Quando due litigano una sbatte il telefono in faccia all’altra, quella richiama immediatamente e driiiiiin, driiiiiiin, driiiiiiin, duemila chiamate senza risposta, finche’ l’altra risponde e con la voce piu’ artefatta del mondo dice

Scusa, stavo facendo la doccia.

Oppure gli uomini quelli dal locus of control esterno che hanno il terrore di dire Scusa, pure oggi sono uscito in ritardo e ti faccio fare tardi e danno sempre la colpa al traffico, al tempo, all’ascensore rotto, a nonna morta e al pupo che gli ha pisciato la giacca.

Ma ne avrei ancora a pacchi. Inviti una drag queen a Sanremo e lo fai solo per ascolti, chissa’ dentro di te che pensi di quella persona, mica la chiami col suo nome d’arte, no?, la chiami col nome di battesimo da uomo.

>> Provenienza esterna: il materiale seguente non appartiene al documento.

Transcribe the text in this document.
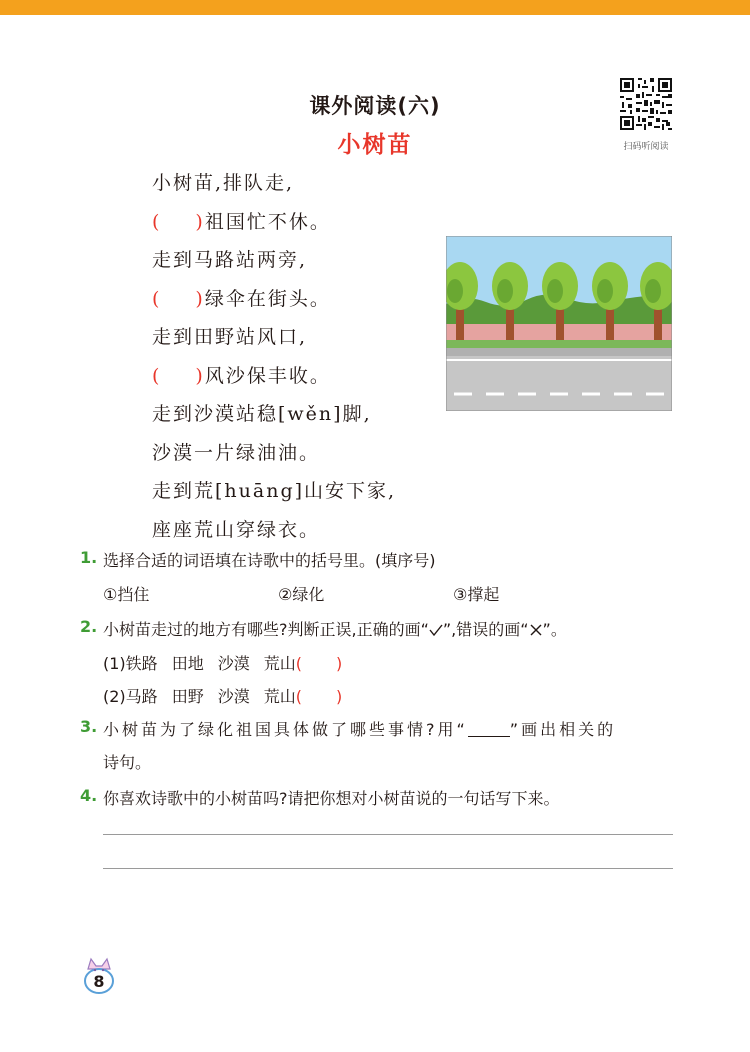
课外阅读(六)
小树苗	扫码听阅读
小树苗,排队走,
( )祖国忙不休。
走到马路站两旁,
( )绿伞在街头。
走到田野站风口,
( )风沙保丰收。
走到沙漠站稳[wěn]脚,
沙漠一片绿油油。
走到荒[huāng]山安下家,
座座荒山穿绿衣。
1. 选择合适的词语填在诗歌中的括号里。(填序号)
①挡住	②绿化	③撑起
2. 小树苗走过的地方有哪些?判断正误,正确的画“ ”,错误的画“ ”。
(1)铁路 田地 沙漠 荒山( )
(2)马路 田野 沙漠 荒山( )
3. 小树苗为了绿化祖国具体做了哪些事情?用“	”画出相关的
诗句。
4. 你喜欢诗歌中的小树苗吗?请把你想对小树苗说的一句话写下来。
8
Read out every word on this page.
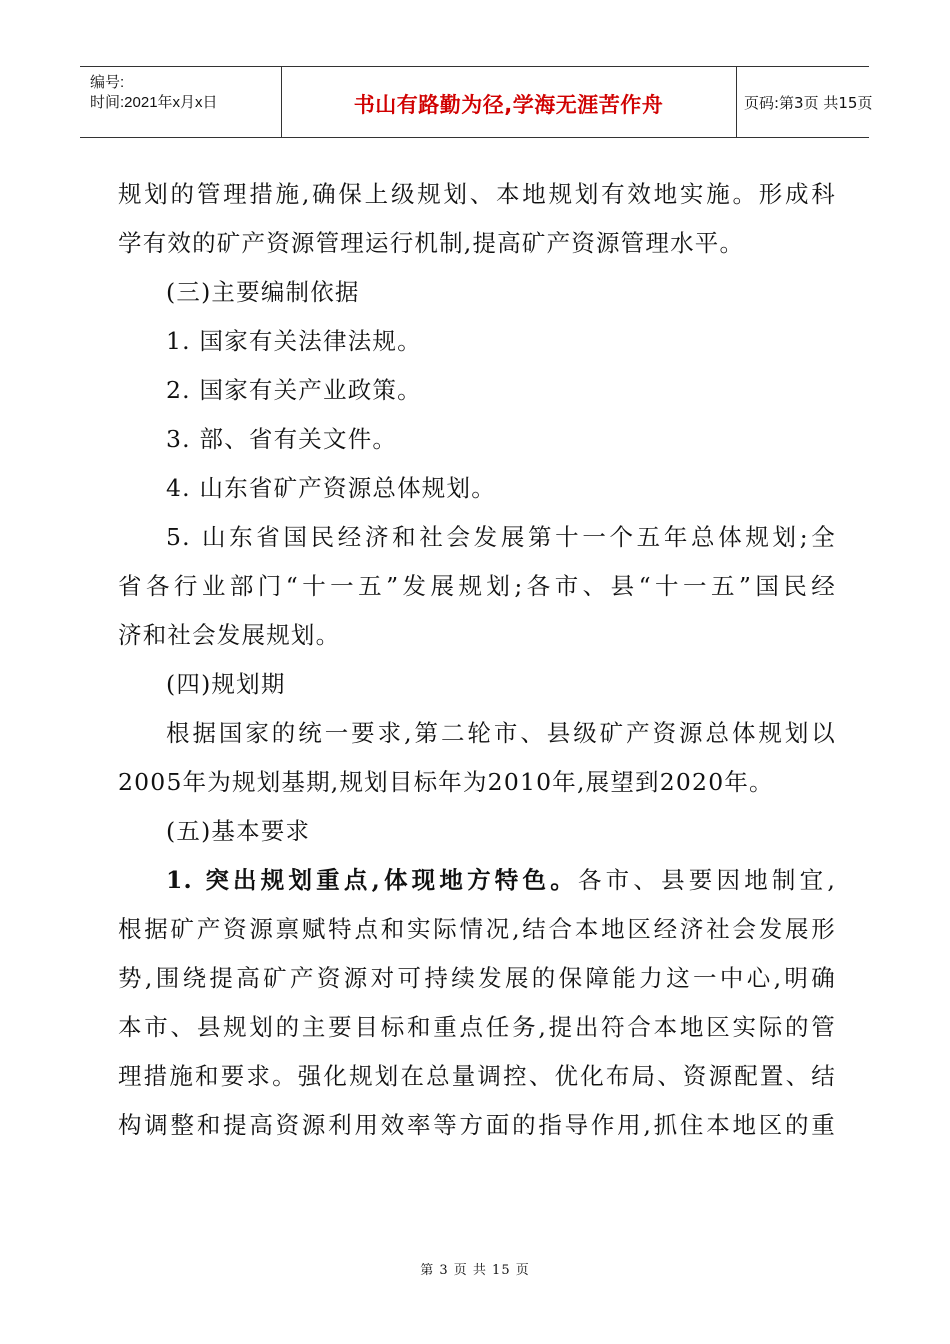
编号:
时间:2021年x月x日	书山有路勤为径,学海无涯苦作舟	页码:第3页 共15页
规划的管理措施,确保上级规划、本地规划有效地实施。形成科
学有效的矿产资源管理运行机制,提高矿产资源管理水平。
(三)主要编制依据
1. 国家有关法律法规。
2. 国家有关产业政策。
3. 部、省有关文件。
4. 山东省矿产资源总体规划。
5. 山东省国民经济和社会发展第十一个五年总体规划;全
省各行业部门“十一五”发展规划;各市、县“十一五”国民经
济和社会发展规划。
(四)规划期
根据国家的统一要求,第二轮市、县级矿产资源总体规划以
2005年为规划基期,规划目标年为2010年,展望到2020年。
(五)基本要求
1. 突出规划重点,体现地方特色。各市、县要因地制宜,
根据矿产资源禀赋特点和实际情况,结合本地区经济社会发展形
势,围绕提高矿产资源对可持续发展的保障能力这一中心,明确
本市、县规划的主要目标和重点任务,提出符合本地区实际的管
理措施和要求。强化规划在总量调控、优化布局、资源配置、结
构调整和提高资源利用效率等方面的指导作用,抓住本地区的重
第 3 页 共 15 页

O la mia relatrice, che siccome soffriva di ansia insonnia riteneva giusto chiamare alle 7.10 del mattino.
Nel 1996.
Sul telefono fisso di casa.

O di quella volta che io stessa, satura dalle lamentele di una mia amica ingarbugliata in una situazione talmente palese ma che lei non voleva ammettere, mando un sms a lei anziche’ a My come credevo.

O di quella tipa dall’ego un filino straripante che siccome si e’ convinta che la mia amica voglia tornare insieme al suo ex le ha tolto il saluto e l’ha cancellata da fb. Ma poi per non sfigurare e dover ammettere che non sono affari suoi, ha raccontato un paio di cazzate messe bene sul conto della mia amica al punto che altre tre le tolgono il saluto e non vogliono piu’ avere niente a che fare con lei.

Essere passivo aggressivi capita a tutti, ma c’e’ chi usa l’aggressivita’ passiva come proprio meccanismo difensivo. L’aggressivita’ passiva non mette mai una relazione alla pari, ma da’ a chi la attua la sensazione onnipotente di deciderla. E’ un meccanismo difensivo non solo poco maturo ma anche poco utile, perche’ la rabbia aggirata in questo modo non si esprime e quindi non svanisce; il risultato e’ che solitamente chi mette in atto un comportamento passivo aggressivo continua a provare rancore (ma non lo ammette) per i secoli dei secoli amen.
In chi la subisce provoca rabbia non tanto e non solo per il piccolo (o grande) sabotaggio in se’, ma proprio per la sua natura di essere falsa, inespressa eppure presente. Tecnicamente la scissione e proiezione dell’aggressivita’ fanno si’ che chi la attua allontana da se’ il sentimento cosi’ riprovevole negandolo, l’altra persona in qualche modo se ne fa carico perche’ lo riconosce – o lo subisce – e quando esprime la sua giusta rabbia viene apostrofato come aggressivo. D’altronde, come e’ possibile accusare qualcuno che non ti ha fatto assolutamente nulla?